Ringrazio Marco Cazzella per la bella recensione che ha fatto nel Blog Penna d’Oca del mio primo
thriller.
Grazie e buona lettura.
(Balzano Editore, 2021)
Recensione di Marco Cazzella.
Scritto da Maria Cristina Buoso in terza persona e ambientato a Treviso, fa riferimenti a molti altri
luoghi, come Padova, Milano, il Sud America, gli Stati Uniti, Parigi e la Danimarca. Racconta la
storia di Eva, una talentuosa pittrice, seppure incerta nella propria vita privata e artistica, che viene
invitata al vernissage del suo maestro Leo Leopoldi. Qui, incontra Lidia Mexico, una collega artista.
Le due fanno subito amicizia, ma da quel momento in poi la vita di Eva verrà sconvolta, perché il
suo mentore di pittura è stato anche il suo amante, e trovarsi lì le porterà sensazioni e ricordi di
esperienze vissute, sia piacevoli che meno gradite.
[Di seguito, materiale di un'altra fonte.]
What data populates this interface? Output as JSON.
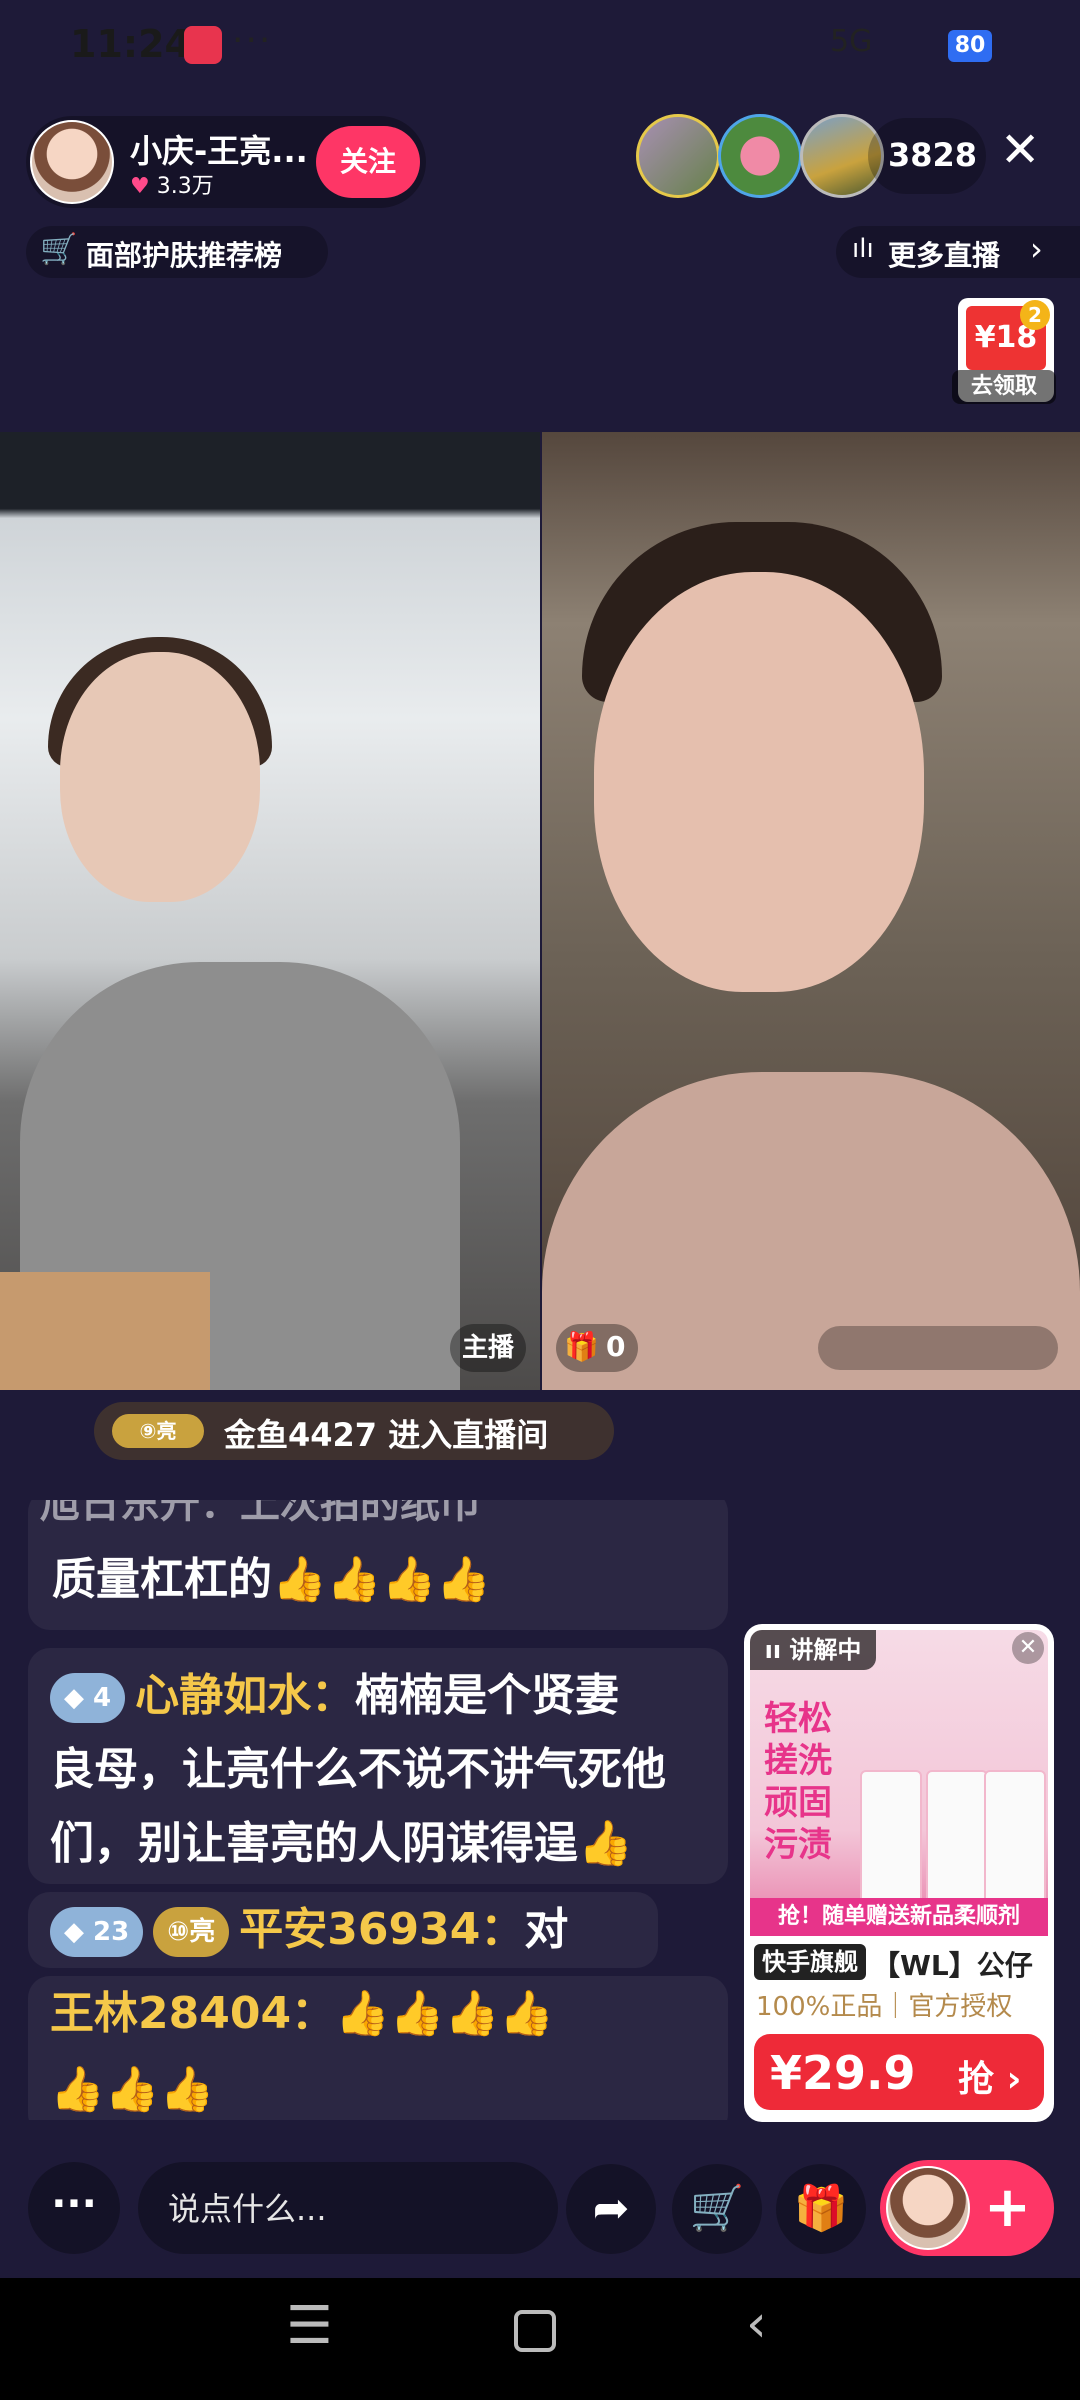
{
  "status_bar": {
    "time": "11:24",
    "dots": "···",
    "signal": "5G",
    "battery": "80"
  },
  "host": {
    "name": "小庆-王亮...",
    "likes": "3.3万",
    "follow_label": "关注"
  },
  "viewers": {
    "count": "3828"
  },
  "ranking": {
    "label": "面部护肤推荐榜"
  },
  "more_live": {
    "label": "更多直播"
  },
  "coupon": {
    "amount": "¥18",
    "badge": "2",
    "label": "去领取"
  },
  "video": {
    "host_tag": "主播",
    "gift_count": "0"
  },
  "enter_banner": {
    "badge": "⑨亮",
    "text": "金鱼4427 进入直播间"
  },
  "chat": [
    {
      "text": "旭日东升：上次拍的纸巾"
    },
    {
      "text": "质量杠杠的"
    },
    {
      "level": "4",
      "user": "心静如水：",
      "text": "楠楠是个贤妻"
    },
    {
      "text": "良母，让亮什么不说不讲气死他"
    },
    {
      "text": "们，别让害亮的人阴谋得逞"
    },
    {
      "level": "23",
      "fans": "⑩亮",
      "user": "平安36934：",
      "text": "对"
    },
    {
      "user": "王林28404：",
      "text": ""
    }
  ],
  "product": {
    "tag": "讲解中",
    "slogan": "轻松搓洗顽固污渍",
    "promo": "抢！随单赠送新品柔顺剂",
    "shop": "快手旗舰",
    "title": "【WL】公仔",
    "auth": "100%正品｜官方授权",
    "price": "¥29.9",
    "grab": "抢"
  },
  "bottom": {
    "more": "···",
    "placeholder": "说点什么..."
  },
  "colors": {
    "background": "#1e1a38",
    "accent": "#fe3666",
    "gold": "#f5c84a",
    "price_red": "#ee2a38"
  }
}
Si tratta di un racconto completamente diverso dal resto della ricca bibliografia dell’autrice, poiché
il fulcro di tutta la vicenda ruota attorno all’erotismo: leggero da parte della protagonista e molto
più ardito invece per quanto riguarda la willain. Ovviamente non si parla soltanto di questo nel
libro, la pittura viene descritta in maniera sublime: i vari strumenti per realizzarla, quello che vi è in
questo mondo e ciò che può comportare una volta arrivati al successo artistico.
Eppure tutto questo si può definire uno specchio per le allodole, perché in verità questo romanzo è
un giallo, poliziesco, e bellissimo aggiungerei! A seguito della sparizione di un noto gallerista della
città, compare infatti l’ispettore capo Ginevra Lorenzi e tutto si trasforma, mostrando un lato più
leggero della trama. Quando compare lei ci scappa infatti sempre una risata, come per esempio
durante la propria entrata in scena, quando mentre sta mangiando un bignè, con un morso fa saltare
la crema sporcando il fascicolo che stava leggendo. Oppure quando deve tenere testa ai suoi
colleghi uomini, specie al suo superiore Allegri. Ma d’altro canto, la sua presenza carica il libro di
una tagliente, ma piacevole suspance, che vi terrà incollati alle pagine per sapere se riuscirà a
risolvere il caso e a scoprire il colpevole.
I luoghi, come sempre con la Buoso, sono ben descritti e ambientati, mentre i personaggi sono
caratterizzati magnificamente e si scopre di loro man mano che si legge; nessun flashback a
spezzare il ritmo, semplicemente piacevoli aneddoti che alimentano la curiosità, visto che sono
disseminati un po’ ovunque e bisogna trovarli per leggerli.
Il testo è molto passionale, erotico, sessuale, crudo e violento a volte, senza per questo raggiungere
mai il limite; per via della storia è corretto che l’autrice abbia fatto queste scelte stilistiche.
Ovviamente, però, non è un libro adatto a tutti. Come davanti a un bellissimo quadro, ognuno lo
interpreta in base ai propri gusti.
La trama ci pone di fronte a questa domanda: “Se la nostra vita venisse sconvolta da eventi
traumatici e, per cause non volute, fossimo portati su cattive strade e quindi influenzati dal male che
tanto affascina, riusciremmo a tornare sulla retta via oppure saremmo perduti per sempre?” Il finale
poi è esplosivo e vi lascerà a bocca aperta, facendo battere forte il cuore e lasciandovi senza fiato.
In conclusione: un libro molto forte sessualmente, artistico sotto ogni punto di vista, elettrizzante
dalla prima all’ultima pagina, che merita assolutamente di essere letto e che consiglio a tutti gli
amanti dello spicy, dei gialli e dei polizieschi.